Yesterday was day 100 from my 100 Days of Writing challenge, or #100DaysOfWriting if that’s the sort of thing you’re into. It’s an initiative from the excellent Jenn Ashworth, who challenged herself to write once a day for 100 days and document the experience — as well as inviting other writers to work alongside her. I got involved after spotting all round top bloke Dave Hartley going for it, and tagged along with him. That was more than 3 months ago, and yes, I’ve written every day. Sometimes it’s only been a sentence, hacked out before bed or in the winter pre-dawn, and sometimes it’s been entire chapters. I’ve only once struggled to get anything at all down — while I was drowning in my video edits — but even then managed to grab a scrap of paper and claw something out of my brain. I’ve added 28,000 words to the new manuscript, and what have I learned?

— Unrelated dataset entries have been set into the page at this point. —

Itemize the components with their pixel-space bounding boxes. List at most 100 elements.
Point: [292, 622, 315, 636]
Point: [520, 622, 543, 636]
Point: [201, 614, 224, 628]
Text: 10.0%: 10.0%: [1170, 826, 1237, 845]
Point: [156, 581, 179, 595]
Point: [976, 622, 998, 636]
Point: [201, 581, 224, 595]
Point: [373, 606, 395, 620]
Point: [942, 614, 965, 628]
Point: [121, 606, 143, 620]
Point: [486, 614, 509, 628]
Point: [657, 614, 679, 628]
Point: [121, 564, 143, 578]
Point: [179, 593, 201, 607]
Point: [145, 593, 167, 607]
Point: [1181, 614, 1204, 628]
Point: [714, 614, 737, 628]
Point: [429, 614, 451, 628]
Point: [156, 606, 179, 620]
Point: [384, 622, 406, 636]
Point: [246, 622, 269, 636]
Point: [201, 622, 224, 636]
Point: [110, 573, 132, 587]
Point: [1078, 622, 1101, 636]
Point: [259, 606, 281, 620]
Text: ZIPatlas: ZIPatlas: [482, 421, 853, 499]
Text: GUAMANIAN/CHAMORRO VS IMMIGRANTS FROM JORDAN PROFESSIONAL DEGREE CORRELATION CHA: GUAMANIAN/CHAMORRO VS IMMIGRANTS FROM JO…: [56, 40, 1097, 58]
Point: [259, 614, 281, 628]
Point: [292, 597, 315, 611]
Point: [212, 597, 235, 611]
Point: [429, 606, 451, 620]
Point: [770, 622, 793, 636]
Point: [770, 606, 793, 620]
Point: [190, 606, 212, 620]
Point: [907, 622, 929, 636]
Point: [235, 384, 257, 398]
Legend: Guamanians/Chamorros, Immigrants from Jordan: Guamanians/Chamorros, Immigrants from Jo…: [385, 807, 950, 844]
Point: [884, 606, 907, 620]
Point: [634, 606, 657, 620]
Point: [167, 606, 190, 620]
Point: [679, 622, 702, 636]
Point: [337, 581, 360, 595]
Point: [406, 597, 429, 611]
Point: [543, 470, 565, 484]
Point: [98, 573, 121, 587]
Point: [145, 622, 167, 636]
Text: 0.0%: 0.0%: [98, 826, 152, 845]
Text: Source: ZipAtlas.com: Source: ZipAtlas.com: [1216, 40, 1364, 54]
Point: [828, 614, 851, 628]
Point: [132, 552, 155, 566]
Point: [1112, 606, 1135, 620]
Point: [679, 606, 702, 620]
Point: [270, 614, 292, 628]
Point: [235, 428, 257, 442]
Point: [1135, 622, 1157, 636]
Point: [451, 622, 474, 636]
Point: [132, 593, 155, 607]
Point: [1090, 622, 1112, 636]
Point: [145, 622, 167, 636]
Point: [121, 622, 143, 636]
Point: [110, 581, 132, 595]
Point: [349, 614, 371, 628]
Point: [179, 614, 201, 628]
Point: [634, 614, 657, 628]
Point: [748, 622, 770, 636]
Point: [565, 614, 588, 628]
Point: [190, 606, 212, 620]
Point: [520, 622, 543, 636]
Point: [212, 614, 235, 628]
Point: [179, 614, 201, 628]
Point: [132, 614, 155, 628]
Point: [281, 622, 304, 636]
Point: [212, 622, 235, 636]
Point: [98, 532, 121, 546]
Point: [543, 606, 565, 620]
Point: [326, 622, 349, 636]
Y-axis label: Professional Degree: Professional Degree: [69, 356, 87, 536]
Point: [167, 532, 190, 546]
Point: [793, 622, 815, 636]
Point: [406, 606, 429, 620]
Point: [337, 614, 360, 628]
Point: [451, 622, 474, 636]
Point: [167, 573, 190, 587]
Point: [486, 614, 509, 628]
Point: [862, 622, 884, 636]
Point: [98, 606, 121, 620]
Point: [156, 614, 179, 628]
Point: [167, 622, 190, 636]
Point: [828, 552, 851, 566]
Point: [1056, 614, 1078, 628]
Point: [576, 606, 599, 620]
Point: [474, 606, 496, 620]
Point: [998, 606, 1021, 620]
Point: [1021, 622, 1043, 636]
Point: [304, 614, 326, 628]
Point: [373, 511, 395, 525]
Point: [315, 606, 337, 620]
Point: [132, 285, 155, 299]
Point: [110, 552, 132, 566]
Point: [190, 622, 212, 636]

- Writing every day is not a chore. And if writing becomes a chore, perhaps don’t do it. That’s okay.
- Writing every day forms muscle memory — pen in hand, fingers on keyboard, bum on seat — that makes it easier to write every day.
- Writing every day, even on the shitty days, keeps you in touch with the draft. You can’t possibly come to it cold if you’re working on it every day.
- I don’t feel quite right if I’m not writing. I knew that already, but this has completely affirmed it.
And no.5, I guess, is that if it ain’t broke, don’t fix it. I’ve enjoyed this so much I’ve decided to crack on and do another hundred days. If I can add another 28,000 words, then the book will be close to a finished first draft by Easter. That might be wishful thinking — but I guess I’ll find out a hundred days from now.